Предшествующего рассмотрения будет достаточно, чтобы обозначить рамки и метод последующих глав. В них делается попытка описать политическое развитие страны от времен, когда власть была сосредоточена в руках узкого распоряжающегося класса, до сегодняшнего дня, когда мы достигли четко определенного этапа на пути к полному равенству ценностей. В них также рассматриваются превратности либеральных идей во внешней политике. Автору этот процесс видится похожим на переход от старой птолемеевой к новой коперниковой системе астрономии. Старые астрономы верили, что Земля является центром Вселенной и что планеты вращаются вокруг нее. Новые астрономы открыли, что Земля не является центром и что остальные планеты, хотя и имеют определенные связи с Землей и испытывают к ней притяжение, фактически в основном независимы от нее и вращаются, подобно ей, вокруг общего центра по собственным орбитам. Подобным же образом тори воображали, что непривилегированный пол, классы и вероисповедания существуют не для чего иного, как для исполнения обязанностей по отношению к нему самому и для пользования теми правами, которые исходят от него самого. Тори были вынуждены признать, что другие индивиды, как бы они ни были связаны с господствующим классом для достижения определенных ограниченных целей, обладают своими собственными независимыми интересами, орбитами и индивидуальностью. Автор не может притворяться беспристрастным в споре между либерализмом и торийством. Но последней главы будет достаточно в качестве доказательства того, что он не переполнен духом банального партийности.

ГЛАВА II

ПОЛИТИЧЕСКИЕ УСЛОВИЯ В ЦАРСТВОВАНИЕ ГЕОРГА III

Можно с полным правом утверждать, что современная английская политика берет свое начало примерно с воцарения Георга III. Борьбу либерализма и торийства, несомненно, можно проследить гораздо глубже в историю. Но хотя те же принципы могли стоять на кону во время Гражданской войны или даже во времена лоллардов, общее движение развивалось медленно, а связь с современной политикой оставалась менее отчетливой. Примерно в середине XVIII века общество начинает группироваться более устойчивым образом, и запускается череда событий, которые можно непрерывно проследить вплоть до нашего времени. Само движение также ускорилось, и облик общественного строя за последние сто пятьдесят лет изменился сильнее, чем за предшествующие полтора тысячелетия. Следовательно, можно получить в целом точное объяснение современной политики, обратившись лишь к недавнему периоду. В эти немногие годы было втиснуто столько причин, что вес остальных практически пренебрежимо мал. История либерализма — это, для практических целей, история либерализма после 1760 года. Поэтому в данной главе будут исследованы политические условия Англии примерно на тот период.

Политическая структура мало изменилась в период между 1760 и 1820 годами.

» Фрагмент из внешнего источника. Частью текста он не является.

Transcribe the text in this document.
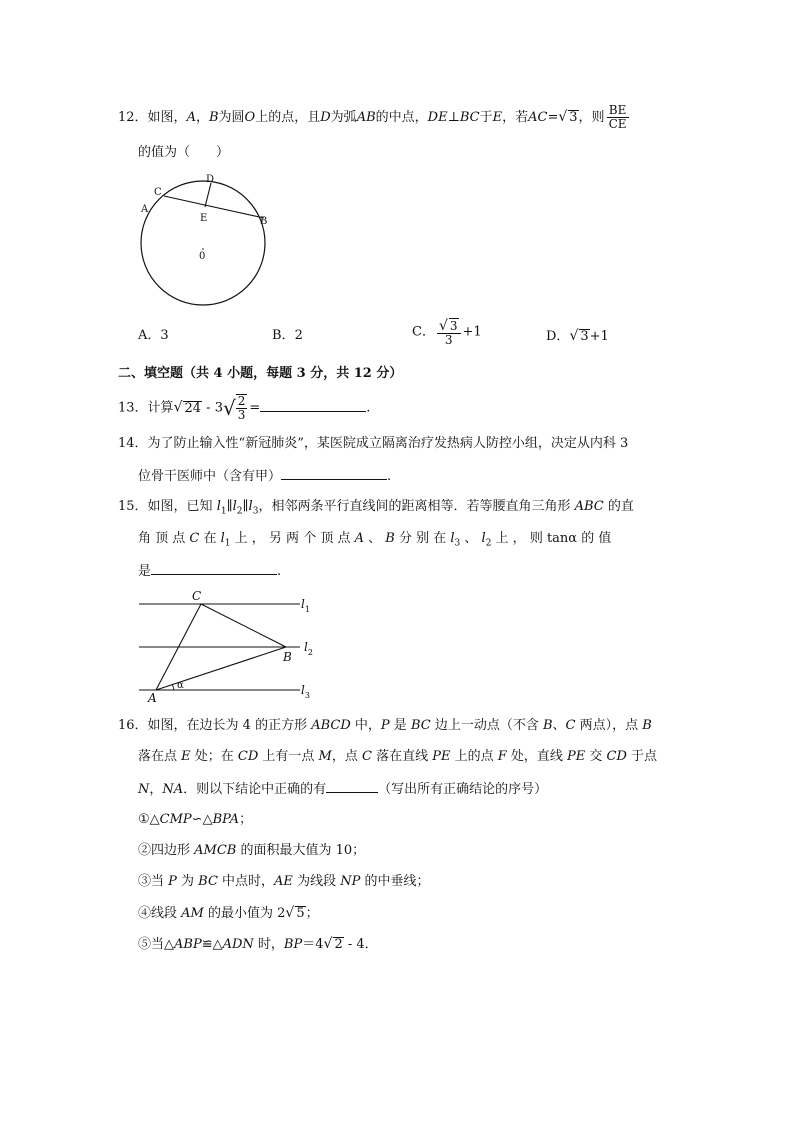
12．如图，A，B为圆O上的点，且D为弧AB的中点，DE⊥BC于E，若AC=√ 3，则 $\frac{BE}{CE}$
的值为（　　）
D
C
A
E	B
0
A．3	B．2	C． $\frac{√ 3}{3} +1$	D．√ 3+1
二、填空题（共 4 小题，每题 3 分，共 12 分）
13．计算√ $24 - 3√ \frac{2}{3}$ =	.
14．为了防止输入性“新冠肺炎”，某医院成立隔离治疗发热病人防控小组，决定从内科 3
位骨干医师中（含有甲）	.
15．如图，已知 $l_1\parallel l_2\parallel l_3$，相邻两条平行直线间的距离相等．若等腰直角三角形 ABC 的直
角 顶 点 C 在 $l_1$ 上 ， 另 两 个 顶 点 A 、 B 分 别 在 $l_3$ 、 $l_2$ 上 ， 则 tanα 的 值
是	.
C
B
A
α
$l_1$
$l_2$
$l_3$
16．如图，在边长为 4 的正方形 ABCD 中，P 是 BC 边上一动点（不含 B、C 两点），点 B
落在点 E 处；在 CD 上有一点 M，点 C 落在直线 PE 上的点 F 处，直线 PE 交 CD 于点
N，NA．则以下结论中正确的有	（写出所有正确结论的序号）
①△CMP∽△BPA；
②四边形 AMCB 的面积最大值为 10；
③当 P 为 BC 中点时，AE 为线段 NP 的中垂线；
④线段 AM 的最小值为 2√ 5；
⑤当△ABP≌△ADN 时，BP＝4√ 2 - 4．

В конце этого периода, как и в его начале, власть находилась в руках класса, который монополизировал каждую привилегию расы, пола, вероисповедания и звания и по своему усмотрению распоряжался судьбами всех нижестоящих лиц. Ирландия и колонии были подчинены Великобритании, женщины — мужчинам, католики и диссентеры — членам государственной церкви, фабриканты, торговцы и рабочие — землевладельцам. Классификация человечества в политических целях была завершена. Машина государства контролировалась правящим классом, обязанным прислушиваться к жалобам своих подданных, но не подчиненным их авторитету. Настрой этого класса в целом, хотя номинально он делился на тори и вигов, был по сути торийским. Обе группы спорили между собой, и некоторые виги высказывали либеральные мнения по конкретным вопросам. Но общим умственным складом обоих партий было торийство. Лишь после Акта о реформе 1832 года в английской политике появился зачаток либеральной партии, и только после Акта о реформе 1867 года такая партия пришла к власти. История либерализма на ранней стадии его роста — это история его медленного и мучительного продвижения через людей, которые осознанно его не принимали.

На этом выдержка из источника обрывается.